ANLATIR GİBİ ANLATTI DA

                           − ŞİMDİ DE BEN                 BÖYLE

O ANLATILANI HATIRLAYARAK ANİDEN UYANDIM.

Rüyanın sonunda dedi ki Nicedir sürgüne giden cennetliler

arasında mahkûmlar yalnızdı*. Sonra ben Kalbim soğuyor,

ne yapmam lâzım diye soruyorum, Yapamazsın bir şey,

soğuma bir olgu, hem mesele yalnızca o değil,

ısı maddeleri etkiler diyor, madde ısı alır genleşir,

ısı verir büzüşür,

− soğudukça hacmi de ufalıyor kalbinin,

şikâyet etme, kalp yaşlılığa hazırlanıyor.

Anladığım kadarıyla     yaşlılığa karşı direnmek

istiyorsan      en ufak bir [ KB ] Kimlik Boşluğun

olmayacak, [ KT ] Kendinin Temsilcisi olacaksın

her zaman

− ben ( bu yüzden ) teslim olacağım yaşlılığa,

kimlik istemem. Soralım bak Battal’a,

diyecektir ki Ne kimliği? En çiçekli

bahçelerin bir kenarında bir helâ vardır,

neden? Çünkü insan işer.

 

SONRA GÜNLERDEN BİR GÜN GELMİŞ,

[ ŞA ] ŞATIR AHMET YAŞLILIĞA KARŞI

DİRENMEMEYE KARAR VERMİŞ.

NEYSE ODUR, GELSİN DEMİŞ. ÖĞÜT ARAMIŞ

AMA ÇİÇERO’NUNKİLERDEN BAŞKA DOĞRUDAN

ÖĞÜT DE BULAMAMIŞ.

[ YAŞLILIK ÜZERİNE, ÇİÇERO ]

ŞATIR AHMET : Çiçero’ya [ YB ] Yaşlılığın Bilgeliği

bahsinde hiç katılmıyorum, dünyanın nasıl

zıypak bir yer olduğunu en iyi anladığın

yaş bu yaş diye mi bilgesin, bu mu bilgeliğin?

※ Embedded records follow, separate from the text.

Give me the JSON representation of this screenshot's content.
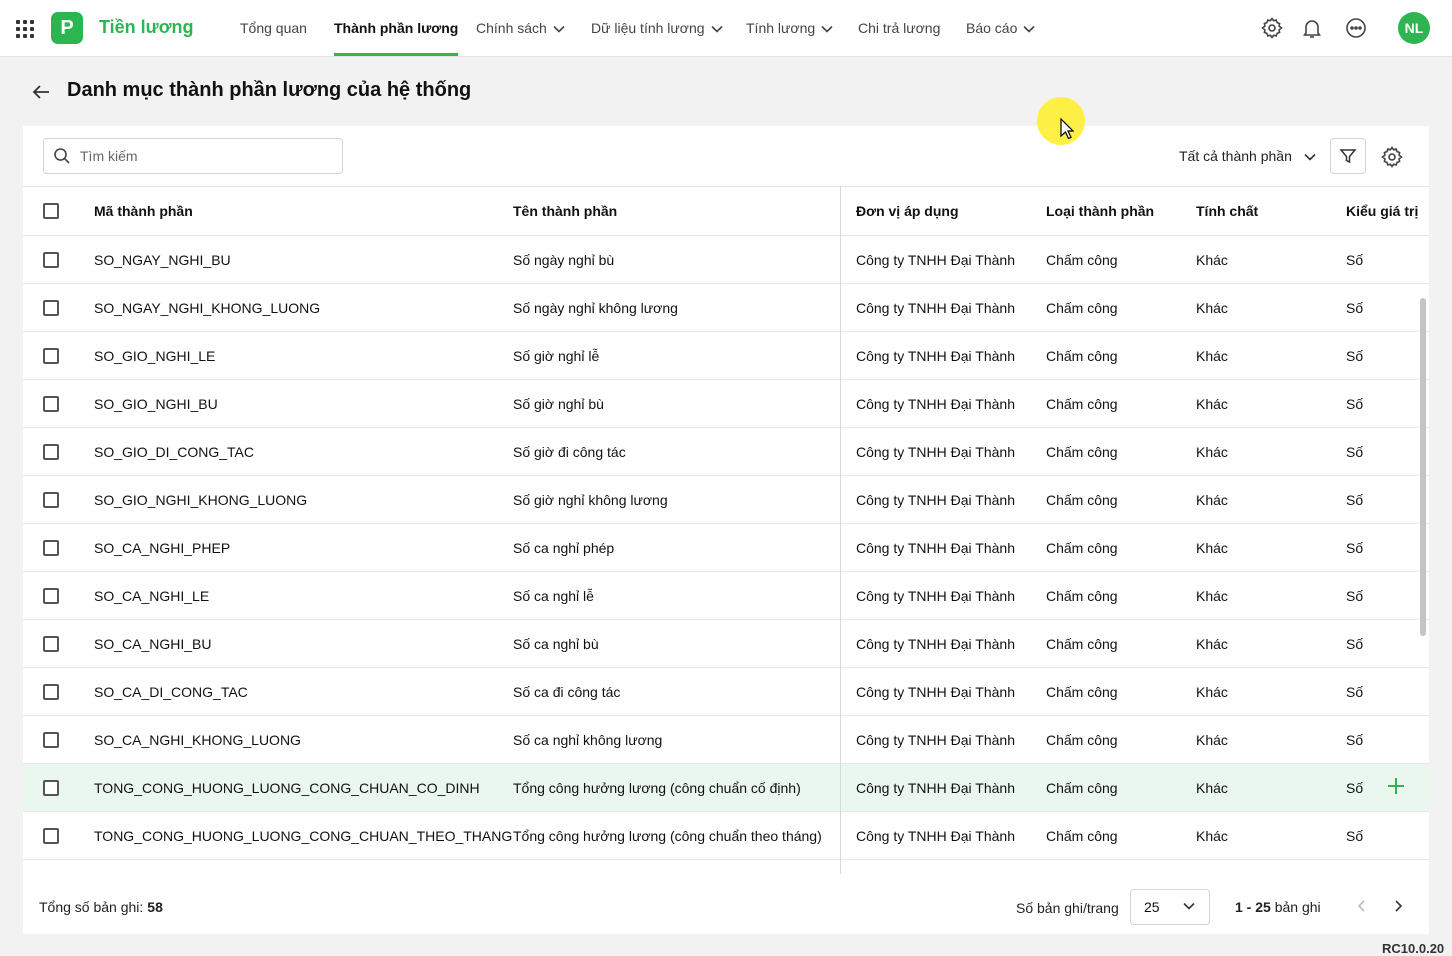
{
  "app": {
    "name": "Tiền lương",
    "logo_letter": "P",
    "brand_color": "#2db552"
  },
  "nav": [
    {
      "label": "Tổng quan",
      "active": false,
      "dropdown": false
    },
    {
      "label": "Thành phần lương",
      "active": true,
      "dropdown": false
    },
    {
      "label": "Chính sách",
      "active": false,
      "dropdown": true
    },
    {
      "label": "Dữ liệu tính lương",
      "active": false,
      "dropdown": true
    },
    {
      "label": "Tính lương",
      "active": false,
      "dropdown": true
    },
    {
      "label": "Chi trả lương",
      "active": false,
      "dropdown": false
    },
    {
      "label": "Báo cáo",
      "active": false,
      "dropdown": true
    }
  ],
  "user": {
    "initials": "NL"
  },
  "page": {
    "title": "Danh mục thành phần lương của hệ thống"
  },
  "search": {
    "placeholder": "Tìm kiếm",
    "value": ""
  },
  "filter": {
    "selected": "Tất cả thành phần"
  },
  "table": {
    "columns": [
      "Mã thành phần",
      "Tên thành phần",
      "Đơn vị áp dụng",
      "Loại thành phần",
      "Tính chất",
      "Kiểu giá trị"
    ],
    "rows": [
      [
        "SO_NGAY_NGHI_BU",
        "Số ngày nghỉ bù",
        "Công ty TNHH Đại Thành",
        "Chấm công",
        "Khác",
        "Số"
      ],
      [
        "SO_NGAY_NGHI_KHONG_LUONG",
        "Số ngày nghỉ không lương",
        "Công ty TNHH Đại Thành",
        "Chấm công",
        "Khác",
        "Số"
      ],
      [
        "SO_GIO_NGHI_LE",
        "Số giờ nghỉ lễ",
        "Công ty TNHH Đại Thành",
        "Chấm công",
        "Khác",
        "Số"
      ],
      [
        "SO_GIO_NGHI_BU",
        "Số giờ nghỉ bù",
        "Công ty TNHH Đại Thành",
        "Chấm công",
        "Khác",
        "Số"
      ],
      [
        "SO_GIO_DI_CONG_TAC",
        "Số giờ đi công tác",
        "Công ty TNHH Đại Thành",
        "Chấm công",
        "Khác",
        "Số"
      ],
      [
        "SO_GIO_NGHI_KHONG_LUONG",
        "Số giờ nghỉ không lương",
        "Công ty TNHH Đại Thành",
        "Chấm công",
        "Khác",
        "Số"
      ],
      [
        "SO_CA_NGHI_PHEP",
        "Số ca nghỉ phép",
        "Công ty TNHH Đại Thành",
        "Chấm công",
        "Khác",
        "Số"
      ],
      [
        "SO_CA_NGHI_LE",
        "Số ca nghỉ lễ",
        "Công ty TNHH Đại Thành",
        "Chấm công",
        "Khác",
        "Số"
      ],
      [
        "SO_CA_NGHI_BU",
        "Số ca nghỉ bù",
        "Công ty TNHH Đại Thành",
        "Chấm công",
        "Khác",
        "Số"
      ],
      [
        "SO_CA_DI_CONG_TAC",
        "Số ca đi công tác",
        "Công ty TNHH Đại Thành",
        "Chấm công",
        "Khác",
        "Số"
      ],
      [
        "SO_CA_NGHI_KHONG_LUONG",
        "Số ca nghỉ không lương",
        "Công ty TNHH Đại Thành",
        "Chấm công",
        "Khác",
        "Số"
      ],
      [
        "TONG_CONG_HUONG_LUONG_CONG_CHUAN_CO_DINH",
        "Tổng công hưởng lương (công chuẩn cố định)",
        "Công ty TNHH Đại Thành",
        "Chấm công",
        "Khác",
        "Số"
      ],
      [
        "TONG_CONG_HUONG_LUONG_CONG_CHUAN_THEO_THANG",
        "Tổng công hưởng lương (công chuẩn theo tháng)",
        "Công ty TNHH Đại Thành",
        "Chấm công",
        "Khác",
        "Số"
      ]
    ],
    "highlighted_row": 11
  },
  "footer": {
    "total_label": "Tổng số bản ghi:",
    "total": "58",
    "per_page_label": "Số bản ghi/trang",
    "per_page": "25",
    "range": "1 - 25",
    "range_suffix": "bản ghi"
  },
  "version": "RC10.0.20"
}
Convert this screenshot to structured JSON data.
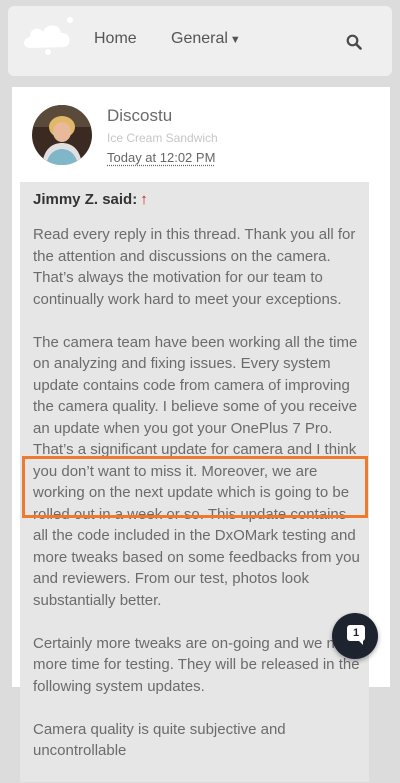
{
  "nav": {
    "home_label": "Home",
    "general_label": "General",
    "logo_icon": "cloud-logo-icon",
    "dropdown_icon": "caret-down-icon",
    "search_icon": "search-icon"
  },
  "post": {
    "username": "Discostu",
    "user_title": "Ice Cream Sandwich",
    "time": "Today at 12:02 PM"
  },
  "quote": {
    "author_said": "Jimmy Z. said:",
    "jump_icon": "↑",
    "paragraphs": [
      "Read every reply in this thread. Thank you all for the attention and discussions on the camera. That’s always the motivation for our team to continually work hard to meet your exceptions.",
      "The camera team have been working all the time on analyzing and fixing issues. Every system update contains code from camera of improving the camera quality. I believe some of you receive an update when you got your OnePlus 7 Pro. That’s a significant update for camera and I think you don’t want to miss it. Moreover, we are working on the next update which is going to be rolled out in a week or so. This update contains all the code included in the DxOMark testing and more tweaks based on some feedbacks from you and reviewers. From our test, photos look substantially better.",
      "Certainly more tweaks are on-going and we need more time for testing. They will be released in the following system updates.",
      "Camera quality is quite subjective and uncontrollable"
    ]
  },
  "notifications": {
    "count": "1",
    "icon": "chat-bubble-icon"
  },
  "colors": {
    "highlight_border": "#ee7a2e",
    "jump_arrow": "#d0121b",
    "notif_bg": "#1e2330"
  }
}
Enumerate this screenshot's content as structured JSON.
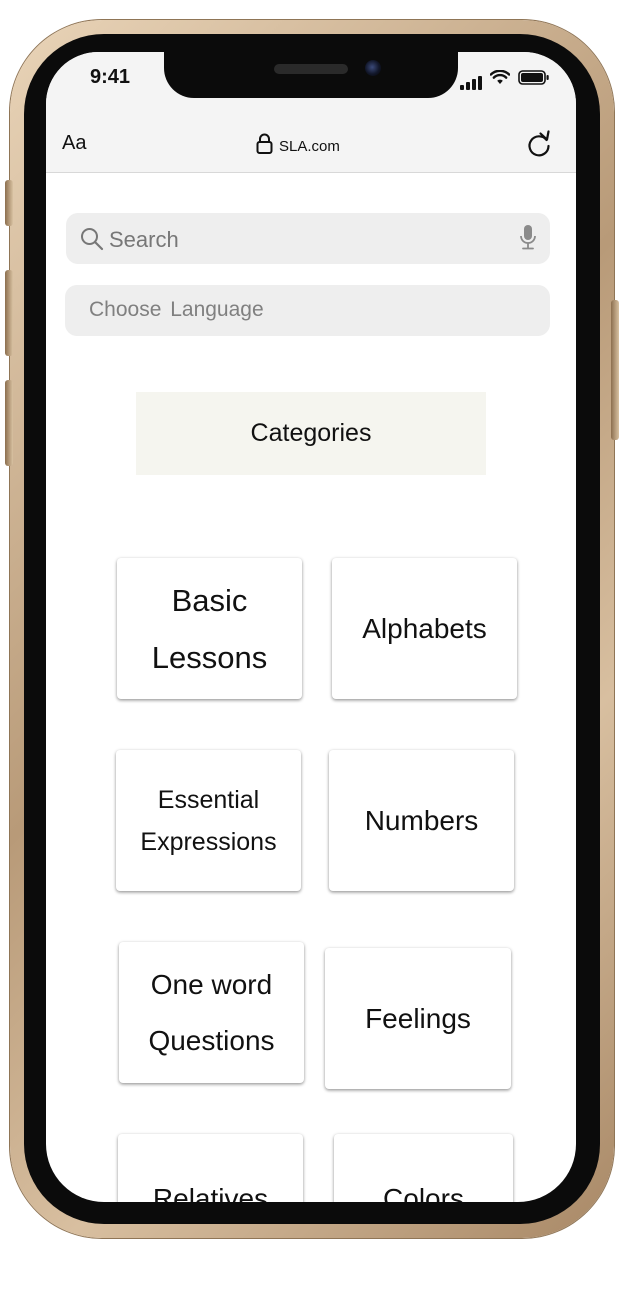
{
  "status_bar": {
    "time": "9:41",
    "icons": [
      "cellular-signal-icon",
      "wifi-icon",
      "battery-icon"
    ]
  },
  "browser": {
    "text_size_label": "Aa",
    "url": "SLA.com",
    "icons": [
      "lock-icon",
      "reload-icon"
    ]
  },
  "search": {
    "placeholder": "Search",
    "icons": [
      "search-icon",
      "microphone-icon"
    ]
  },
  "language_select": {
    "label": "Choose  Language"
  },
  "categories": {
    "title": "Categories",
    "items": [
      {
        "line1": "Basic",
        "line2": "Lessons"
      },
      {
        "line1": "Alphabets",
        "line2": ""
      },
      {
        "line1": "Essential",
        "line2": "Expressions"
      },
      {
        "line1": "Numbers",
        "line2": ""
      },
      {
        "line1": "One word",
        "line2": "Questions"
      },
      {
        "line1": "Feelings",
        "line2": ""
      },
      {
        "line1": "Relatives",
        "line2": ""
      },
      {
        "line1": "Colors",
        "line2": ""
      }
    ]
  },
  "colors": {
    "frame_gold": "#c9ad8b",
    "screen_bg": "#ffffff",
    "field_bg": "#eeeeee",
    "categories_bg": "#f5f5ef",
    "text": "#111111",
    "placeholder_text": "#777777"
  }
}
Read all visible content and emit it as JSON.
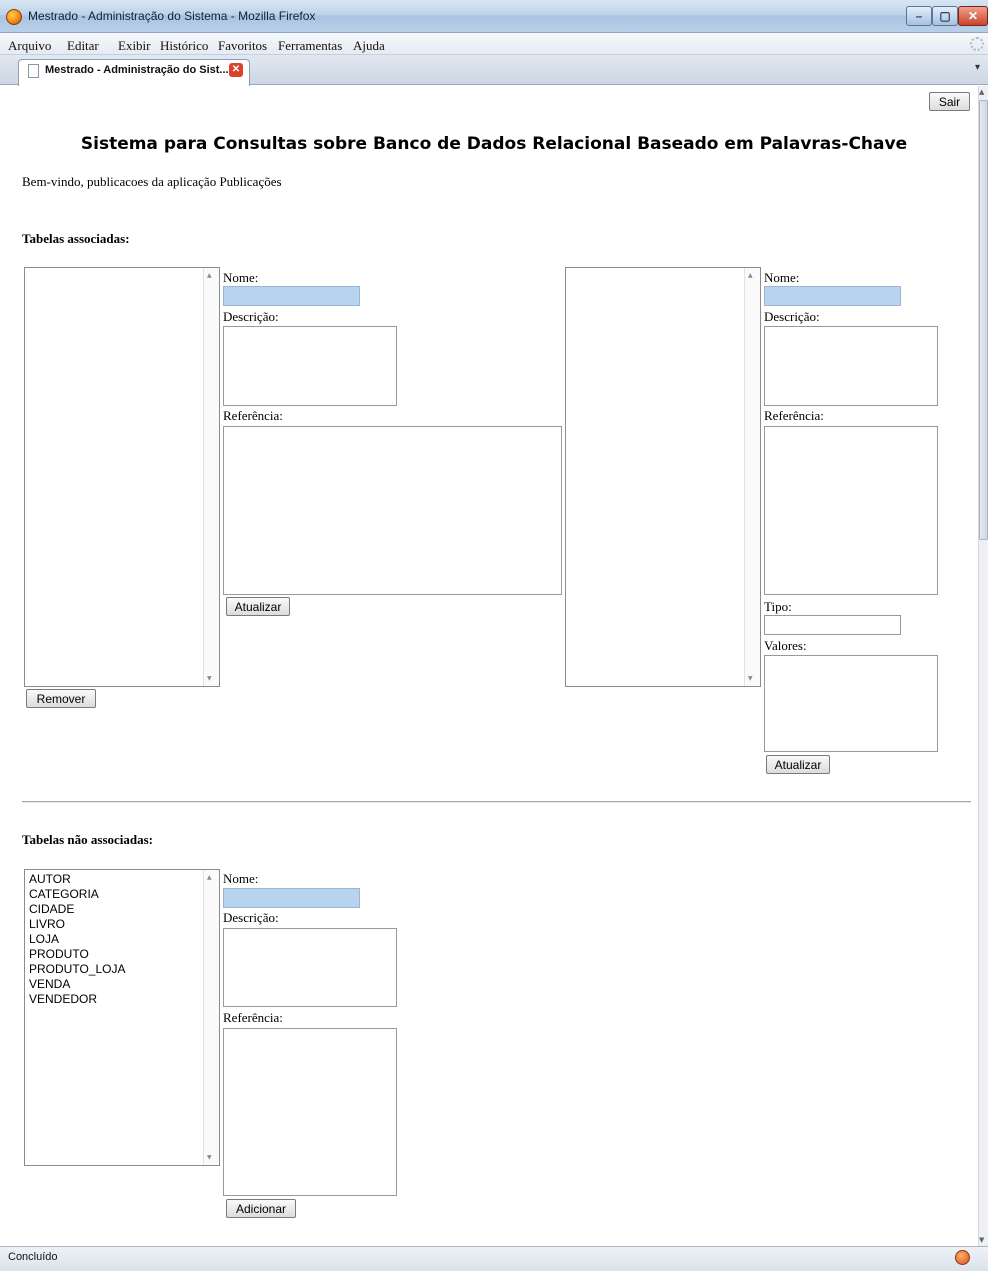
{
  "window": {
    "title": "Mestrado - Administração do Sistema - Mozilla Firefox",
    "min_glyph": "–",
    "max_glyph": "▢",
    "close_glyph": "✕"
  },
  "menu": [
    "Arquivo",
    "Editar",
    "Exibir",
    "Histórico",
    "Favoritos",
    "Ferramentas",
    "Ajuda"
  ],
  "tab": {
    "label": "Mestrado - Administração do Sist...",
    "close_glyph": "✕",
    "dropdown_glyph": "▾"
  },
  "page": {
    "logout_label": "Sair",
    "title": "Sistema para Consultas sobre Banco de Dados Relacional Baseado em Palavras-Chave",
    "welcome": "Bem-vindo, publicacoes da aplicação Publicações"
  },
  "associated": {
    "heading": "Tabelas associadas:",
    "remove_label": "Remover",
    "name_label": "Nome:",
    "description_label": "Descrição:",
    "reference_label": "Referência:",
    "update_label": "Atualizar",
    "column_panel": {
      "name_label": "Nome:",
      "description_label": "Descrição:",
      "reference_label": "Referência:",
      "type_label": "Tipo:",
      "values_label": "Valores:",
      "update_label": "Atualizar"
    }
  },
  "unassociated": {
    "heading": "Tabelas não associadas:",
    "tables": [
      "AUTOR",
      "CATEGORIA",
      "CIDADE",
      "LIVRO",
      "LOJA",
      "PRODUTO",
      "PRODUTO_LOJA",
      "VENDA",
      "VENDEDOR"
    ],
    "name_label": "Nome:",
    "description_label": "Descrição:",
    "reference_label": "Referência:",
    "add_label": "Adicionar"
  },
  "status": {
    "text": "Concluído"
  },
  "icons": {
    "app": "firefox-icon",
    "tab": "document-icon",
    "addon": "addon-status-icon"
  }
}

Çiçero yüce, Çiçero görmüş, Çiçero bilge,

Çiçero akılcı

− tıpkı [ KK ] Kurucu Kimselerden

Boston Brahmanları gibi.

[ We the Boston Brahmins,

It is The Mind that wins,

The Mind, The Mind,

More of The Mind,

The Mind of Boston Brahmins. ]**

Ama bize söylenmeyen şeylerden benim anladığım

Çiçero çişli             − bütün [ YD ] Yaşlı Dayılar gibi.

 

 

SOĞUDUKÇA HACMİ UFALAN METALİN

ÇIKARDIĞI ÇATIRTILARI KORKMADAN

DİNLEYEN [ YD ] YAŞLI DAYI

− MERHABA.

[ ŞŞ ] Şekil Şemail,

[ KA ] Konuşan Ağız,

[ İA ] İkinci Anlam

            − elveda.

Aşk bitiyormuş, aşka elveda. Anlam dolu

insanlardan korkuyorum artık, dostlukları bitiyor,

en ufak [ AB ] Anlam Boşluğunda kaçıyorlar.

Dönüp bakmıyorum, ama yine de o ıslak karakol

kokusunu içimde hissediyorum.

    − Elveda,

artık her zamankinden sayıca daha çok [ BB ] Başka Biriyim.

Bir fikrin sınırını artık 100 yıl beklemem, sevmesin beni isterse

[ YO ] Yargı Omurga, yaşlanıyorum.

            − Elveda

üstüne güneş vuran anlatı dolu sayfalar, gelmez taşlar

bir araya. Yok alttan almaydı                         yok hoşgörüydü

düşmüşüm [ ÜKVB ] Üstün Kimlikli Vegan Bireylerin arasına.

  − Ki bunlar, [ YO ] Yargı Omurganın en keskin kabilesi.

Burada yaşlılardan başka kimse pişman olmuyor,

sonra bakıyorum kimse yoksulluk bitsin istemiyor.

Anladım cennete kimselerin giremeyeceğini       − o her şeyi

daha en baştan doğru bilen         − aramızda dolaşarak bize

öğütler veren  [YO ] Yargı Omurgadan başka,

The Mind, The Mind, More of The Mind***.

− Elveda birinci lokma daha ağzımızdayken

ikinci lokmayı ağzımıza attıran [ PH ] Pis Hayvan, sana elveda.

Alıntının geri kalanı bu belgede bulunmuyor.